More than 200 people have volunteered to help out at hurricane shelters this year. - Photo: Ken Silva

On Tuesday night at John Gray High School, Department of Children and Family Services Deputy Director Paulinda Mendoza-Williams asked a roomful of more than 200 people what was the one thing they’d bring to a hurricane shelter in the event of a Category 5 storm.

“I’ll make sure I come with my first aid kit,” said one man, followed by others who said they’d bring medication, passports, toothbrushes and flashlights.

Ms. Mendoza-Williams’s thought experiment kicked off a two-day training session for the more than 200 volunteers who have signed up to open, operate and close the territory’s hurricane shelters.

After one of the most devastating hurricane seasons in recorded history last year, the number of volunteers in Cayman has risen from 169 in 2017 to 229 this year.

The trainees included nurses, people who work at retirement homes, and those who just want to lend a helping hand.

“Instead of sitting there not doing anything [in the aftermath of a hurricane], you’re there to make sure the needs of others are being met,” one woman responded, when asked why she volunteered.

After the two-day course, there will also be a third day of training at the end of the month for those who are selected as shelter managers and district representatives. These people will undergo intensive scenario-based training, as their roles will require them to do more.

Along with training on running the shelters, the session also included information on child protection matters.

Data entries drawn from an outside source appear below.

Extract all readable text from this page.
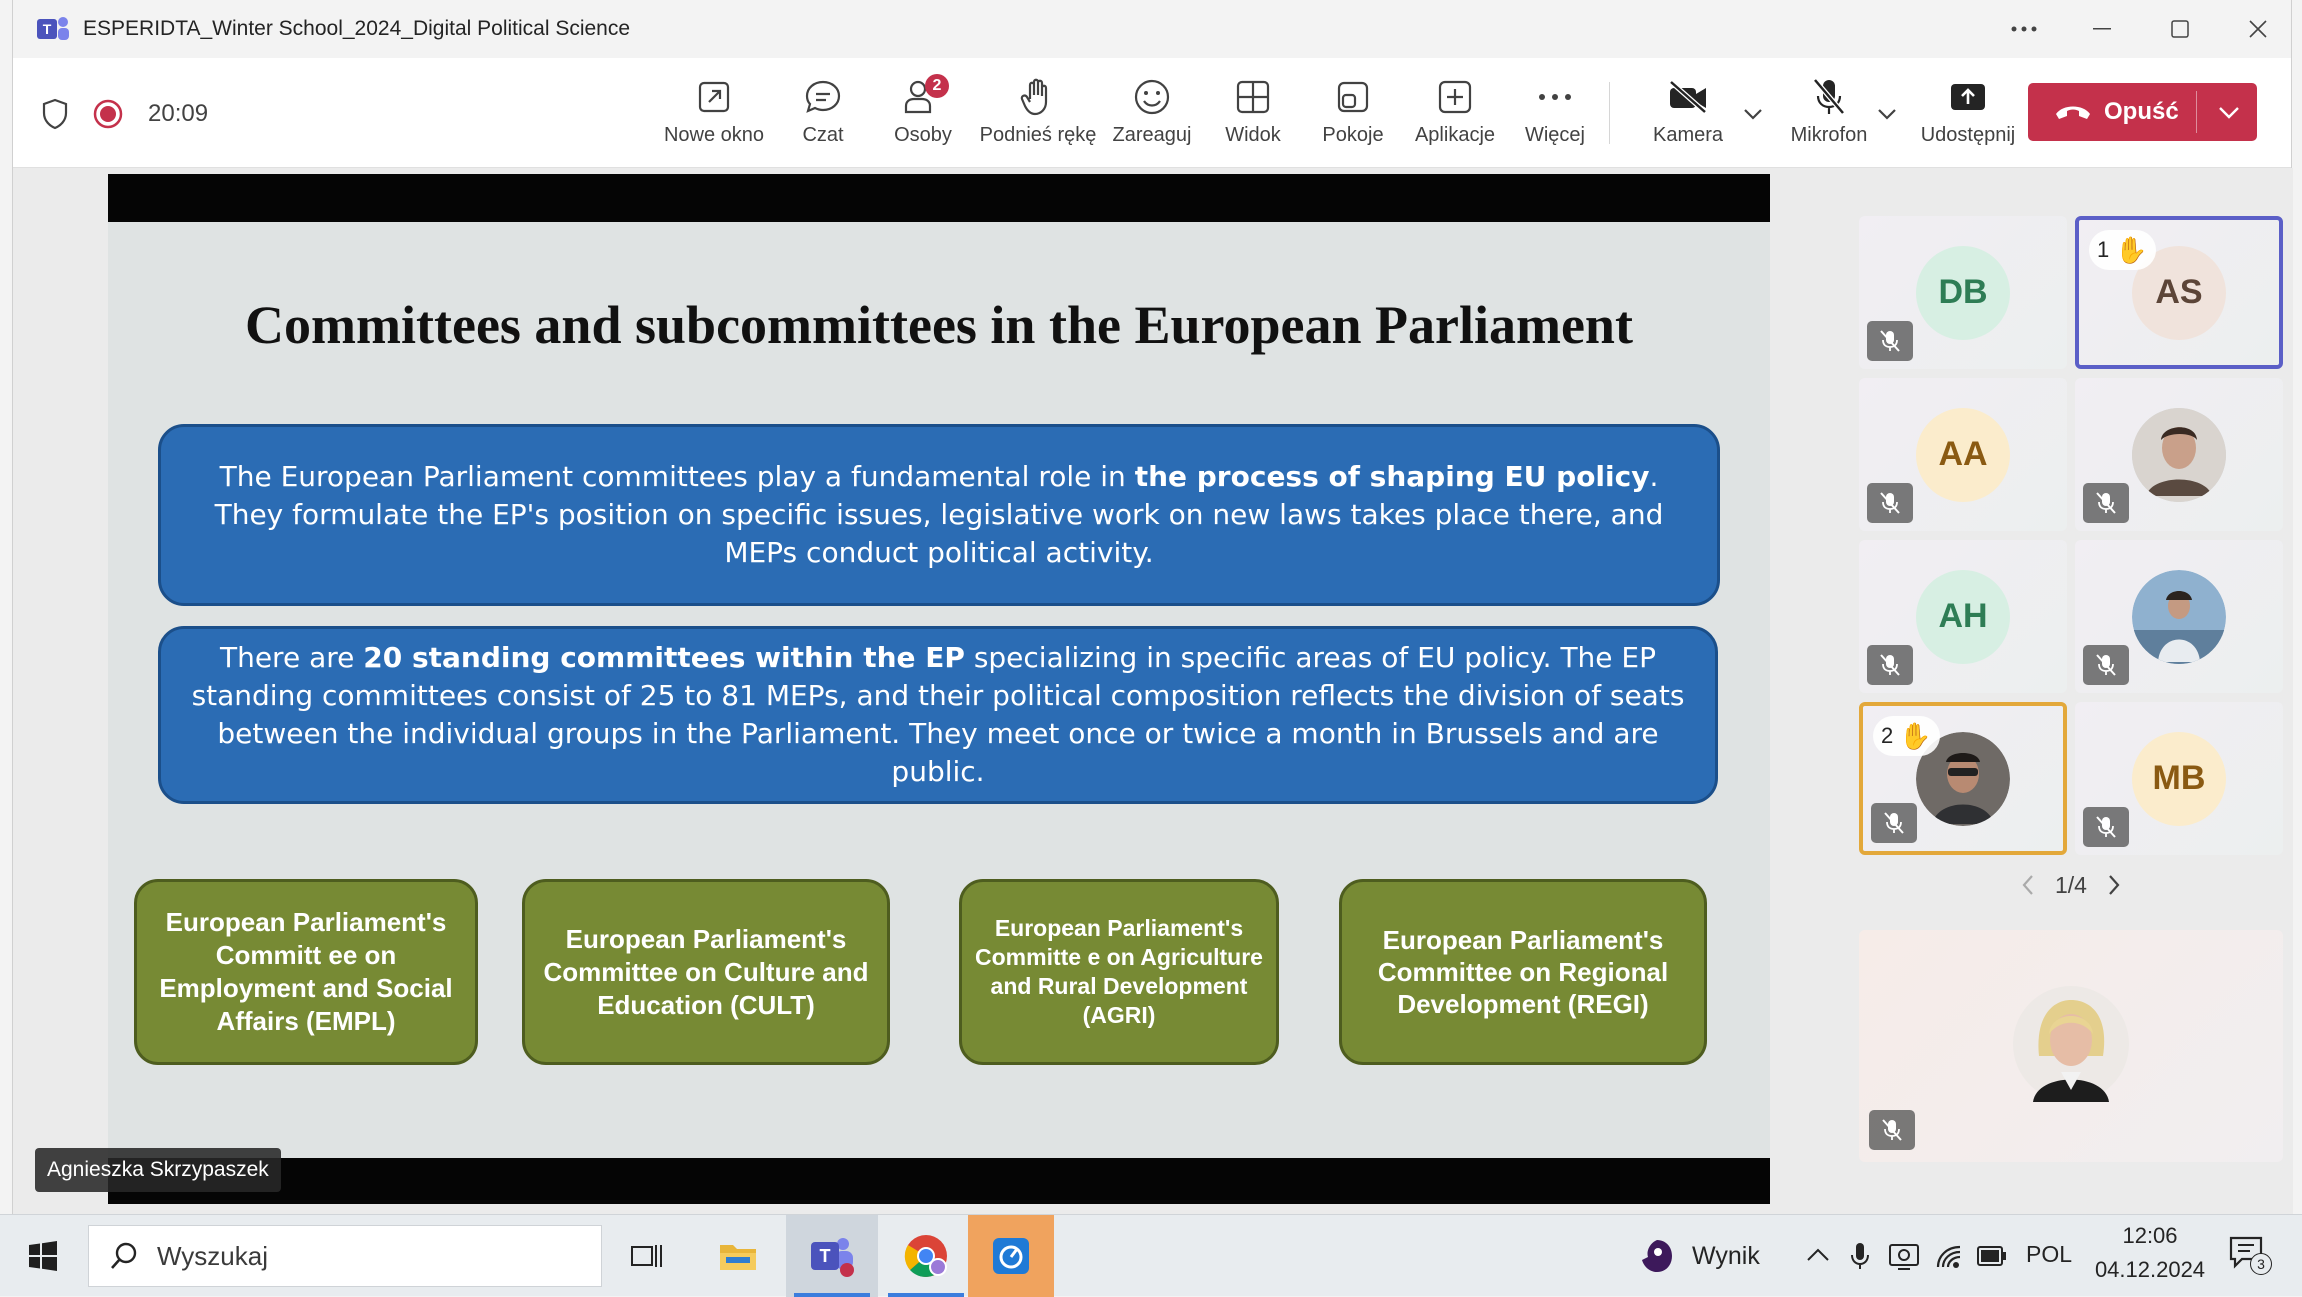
T ESPERIDTA_Winter School_2024_Digital Political Science
20:09
Nowe okno Czat
2
Osoby Podnieś rękę Zareaguj Widok Pokoje Aplikacje Więcej	Kamera	Mikrofon	Udostępnij
Opuść
Committees and subcommittees in the European Parliament

The European Parliament committees play a fundamental role in the process of shaping EU policy. They formulate the EP's position on specific issues, legislative work on new laws takes place there, and MEPs conduct political activity.

There are 20 standing committees within the EP specializing in specific areas of EU policy. The EP standing committees consist of 25 to 81 MEPs, and their political composition reflects the division of seats between the individual groups in the Parliament. They meet once or twice a month in Brussels and are public.

European Parliament's Committ ee on Employment and Social Affairs (EMPL)
European Parliament's Committee on Culture and Education (CULT)
European Parliament's Committe e on Agriculture and Rural Development (AGRI)
European Parliament's Committee on Regional Development (REGI)
Agnieszka Skrzypaszek
DB	AS
1 ✋
AA
AH
2 ✋
MB
1/4
Wyszukaj	T	Wynik	POL
12:06
04.12.2024	3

The Department of Children and Family Services and Hazard Management Cayman Islands are also identifying volunteers with special skills in electrical work, plumbing, carpentry, etc., to ensure that each shelter has capacity within its volunteer group to deal with issues that may arise during a storm.

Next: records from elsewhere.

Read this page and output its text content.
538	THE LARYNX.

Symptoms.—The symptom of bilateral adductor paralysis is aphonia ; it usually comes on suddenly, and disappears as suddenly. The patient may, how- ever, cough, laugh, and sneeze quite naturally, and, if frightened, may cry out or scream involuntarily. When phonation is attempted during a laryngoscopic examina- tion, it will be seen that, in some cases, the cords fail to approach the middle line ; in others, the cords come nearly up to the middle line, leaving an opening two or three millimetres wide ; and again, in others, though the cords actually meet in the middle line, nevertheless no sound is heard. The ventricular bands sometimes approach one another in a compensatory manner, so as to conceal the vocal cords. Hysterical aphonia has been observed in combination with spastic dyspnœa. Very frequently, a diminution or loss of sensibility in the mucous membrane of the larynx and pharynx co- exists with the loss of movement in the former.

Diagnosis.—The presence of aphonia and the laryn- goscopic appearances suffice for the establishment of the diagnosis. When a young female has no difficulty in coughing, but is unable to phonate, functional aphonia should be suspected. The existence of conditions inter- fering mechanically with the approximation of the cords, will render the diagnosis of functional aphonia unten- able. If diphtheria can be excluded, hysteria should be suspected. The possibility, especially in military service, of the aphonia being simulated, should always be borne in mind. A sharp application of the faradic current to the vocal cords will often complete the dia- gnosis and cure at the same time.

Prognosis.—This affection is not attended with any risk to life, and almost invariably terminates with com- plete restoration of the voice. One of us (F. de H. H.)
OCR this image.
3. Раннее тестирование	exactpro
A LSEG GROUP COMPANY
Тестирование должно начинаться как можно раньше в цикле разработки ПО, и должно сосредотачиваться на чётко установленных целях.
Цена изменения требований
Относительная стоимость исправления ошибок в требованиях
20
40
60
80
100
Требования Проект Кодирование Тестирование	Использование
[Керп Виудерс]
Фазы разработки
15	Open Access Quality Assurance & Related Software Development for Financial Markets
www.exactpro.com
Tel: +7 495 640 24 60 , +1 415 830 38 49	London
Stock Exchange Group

Home Affairs Minister Tara Rivers spoke before the training began, thanking the volunteers for their service to the community.

“Managing a shelter during a disaster is a big responsibility, and your decision to volunteer in this role demonstrates caring and compassion for your fellow human beings,” Ms. Rivers said, adding, “While we all hope that this hurricane season is uneventful, if there is a need to open the shelters at any point, I encourage you to do your best to treat everyone who arrives in the same way that you would want one of your loved ones to be treated – with dignity, respect and kindness.”